- John Steed: [Purdey has just knocked out 4 Nazis with high kicks] Where did you learn that, the Royal Marines?
- Purdey: [two Nazi's get up, Purdey knocks them down with another couple of kicks] The Royal Ballet, they threw me out.
- John Steed: [one Nazi casts a fishing line at Steed, who grabs it and pulls the man against a pillar] What did you do, maim the leading man in his pas de deux?
- Purdey: Too tall.
- John Steed: [pointing a gun at four Nazi's, two of whom are armed with poisoned fishing rods] I abhor violence. And loud gunshots make me blink.
- Purdey: [Purdey & Steed are locked up in seperate cells] Steed, I want to confess...
- John Steed: [dresses as a monk] The habit was just a disguise.
- Purdey: I don't really think you're like St. Paul's Cathedral.
- John Steed: What?
- Purdey: Gambit used to think you were old fashioned. But I said, suppose you are? So is St. Pauls, and you've both survived a very long time.
- Father Trasker: This island is ours now, Herr Doctor.
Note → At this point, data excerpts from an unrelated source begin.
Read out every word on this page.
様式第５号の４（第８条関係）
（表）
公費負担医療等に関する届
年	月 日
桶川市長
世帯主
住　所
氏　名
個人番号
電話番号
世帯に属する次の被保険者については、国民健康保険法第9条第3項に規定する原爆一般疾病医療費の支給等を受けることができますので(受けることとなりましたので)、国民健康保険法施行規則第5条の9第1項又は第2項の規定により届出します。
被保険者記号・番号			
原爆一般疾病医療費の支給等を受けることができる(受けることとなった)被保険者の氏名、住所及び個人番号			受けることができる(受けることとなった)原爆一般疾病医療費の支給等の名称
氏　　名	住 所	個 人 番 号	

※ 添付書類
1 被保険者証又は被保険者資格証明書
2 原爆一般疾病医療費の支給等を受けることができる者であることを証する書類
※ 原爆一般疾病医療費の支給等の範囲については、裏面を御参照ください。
Over the years we have populated and controlled it. It is ours now.
- Von Claus: The last bastion of Nazi Germany?
- Father Trasker: No, the first. From here we will spread and grow and conquer again!
- Mike Gambit: Brown hyphen Fitch. Is the Fitch spelled with a small 'f' or a big one?
- Brown-Fitch: A big 'f'!
- Mike Gambit: It suits you.
- John Steed: [about Purdey's lipstick] What a pretty shade of pink.
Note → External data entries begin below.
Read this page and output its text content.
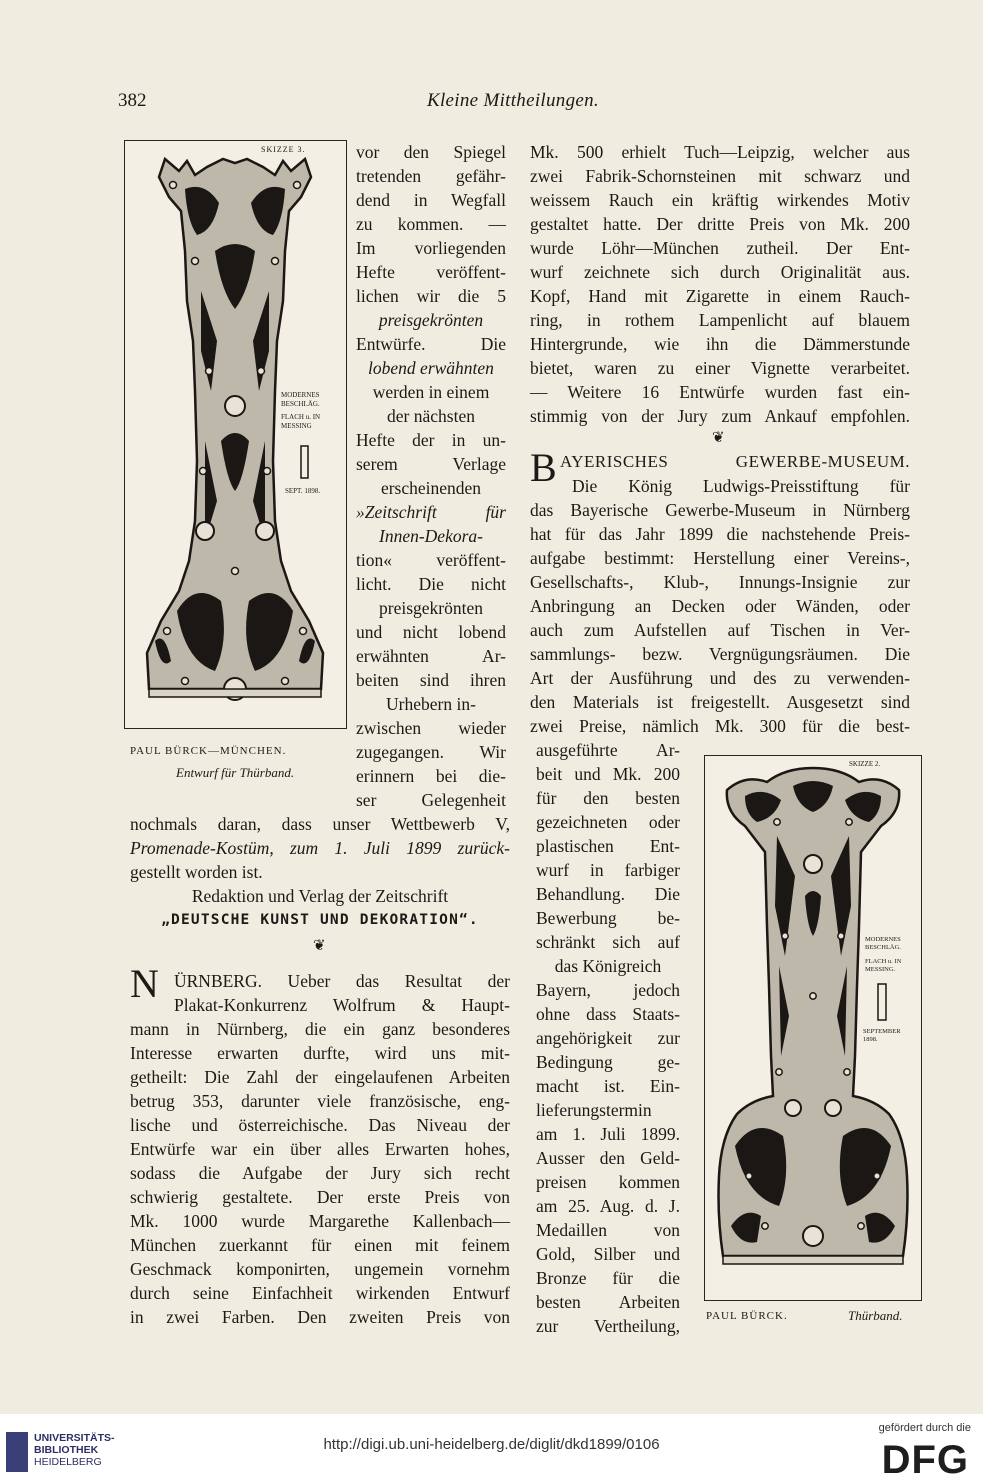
382	Kleine Mittheilungen.
SKIZZE 3.
MODERNES BESCHLÄG.
FLACH u. IN MESSING
SEPT. 1898.
PAUL BÜRCK—MÜNCHEN.
Entwurf für Thürband.
vor den Spiegel
tretenden gefähr-
dend in Wegfall
zu kommen. —
Im vorliegenden
Hefte veröffent-
lichen wir die 5
preisgekrönten
Entwürfe. Die
lobend erwähnten
werden in einem
der nächsten
Hefte der in un-
serem Verlage
erscheinenden
»Zeitschrift für
Innen-Dekora-
tion« veröffent-
licht. Die nicht
preisgekrönten
und nicht lobend
erwähnten Ar-
beiten sind ihren
Urhebern in-
zwischen wieder
zugegangen. Wir
erinnern bei die-
ser Gelegenheit
nochmals daran, dass unser Wettbewerb V,
Promenade-Kostüm, zum 1. Juli 1899 zurück-
gestellt worden ist.
Redaktion und Verlag der Zeitschrift
„DEUTSCHE KUNST UND DEKORATION“.
❦
N ÜRNBERG. Ueber das Resultat der
Plakat-Konkurrenz Wolfrum & Haupt-
mann in Nürnberg, die ein ganz besonderes
Interesse erwarten durfte, wird uns mit-
getheilt: Die Zahl der eingelaufenen Arbeiten
betrug 353, darunter viele französische, eng-
lische und österreichische. Das Niveau der
Entwürfe war ein über alles Erwarten hohes,
sodass die Aufgabe der Jury sich recht
schwierig gestaltete. Der erste Preis von
Mk. 1000 wurde Margarethe Kallenbach—
München zuerkannt für einen mit feinem
Geschmack komponirten, ungemein vornehm
durch seine Einfachheit wirkenden Entwurf
in zwei Farben. Den zweiten Preis von
Mk. 500 erhielt Tuch—Leipzig, welcher aus
zwei Fabrik-Schornsteinen mit schwarz und
weissem Rauch ein kräftig wirkendes Motiv
gestaltet hatte. Der dritte Preis von Mk. 200
wurde Löhr—München zutheil. Der Ent-
wurf zeichnete sich durch Originalität aus.
Kopf, Hand mit Zigarette in einem Rauch-
ring, in rothem Lampenlicht auf blauem
Hintergrunde, wie ihn die Dämmerstunde
bietet, waren zu einer Vignette verarbeitet.
— Weitere 16 Entwürfe wurden fast ein-
stimmig von der Jury zum Ankauf empfohlen.
❦
B AYERISCHES GEWERBE-MUSEUM.
Die König Ludwigs-Preisstiftung für
das Bayerische Gewerbe-Museum in Nürnberg
hat für das Jahr 1899 die nachstehende Preis-
aufgabe bestimmt: Herstellung einer Vereins-,
Gesellschafts-, Klub-, Innungs-Insignie zur
Anbringung an Decken oder Wänden, oder
auch zum Aufstellen auf Tischen in Ver-
sammlungs- bezw. Vergnügungsräumen. Die
Art der Ausführung und des zu verwenden-
den Materials ist freigestellt. Ausgesetzt sind
zwei Preise, nämlich Mk. 300 für die best-
ausgeführte Ar-
beit und Mk. 200
für den besten
gezeichneten oder
plastischen Ent-
wurf in farbiger
Behandlung. Die
Bewerbung be-
schränkt sich auf
das Königreich
Bayern, jedoch
ohne dass Staats-
angehörigkeit zur
Bedingung ge-
macht ist. Ein-
lieferungstermin
am 1. Juli 1899.
Ausser den Geld-
preisen kommen
am 25. Aug. d. J.
Medaillen von
Gold, Silber und
Bronze für die
besten Arbeiten
zur Vertheilung,
SKIZZE 2.
MODERNES BESCHLÄG.
FLACH u. IN MESSING.
SEPTEMBER 1898.
PAUL BÜRCK.	Thürband.
UNIVERSITÄTS-
BIBLIOTHEK
HEIDELBERG
http://digi.ub.uni-heidelberg.de/diglit/dkd1899/0106
gefördert durch die
DFG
- Purdey: [a bit miffed] Pink! It's called 'sins of youth'.
- John Steed: That's not a colour, it's an accusation.
- Gerda: You're quite sure you have no German blood?
- Mike Gambit: Oh, I have that.
- Gerda: I knew it.
- Mike Gambit: I took three bullets while scrambling over the wall last year. Your people gave me a transfusion. Dinner tonight... is out of the question. But Saturday perhaps?
- Nazi Corporal: You are to be executed immediately.
- John Steed: Well, thank goodness you broke it to me gently.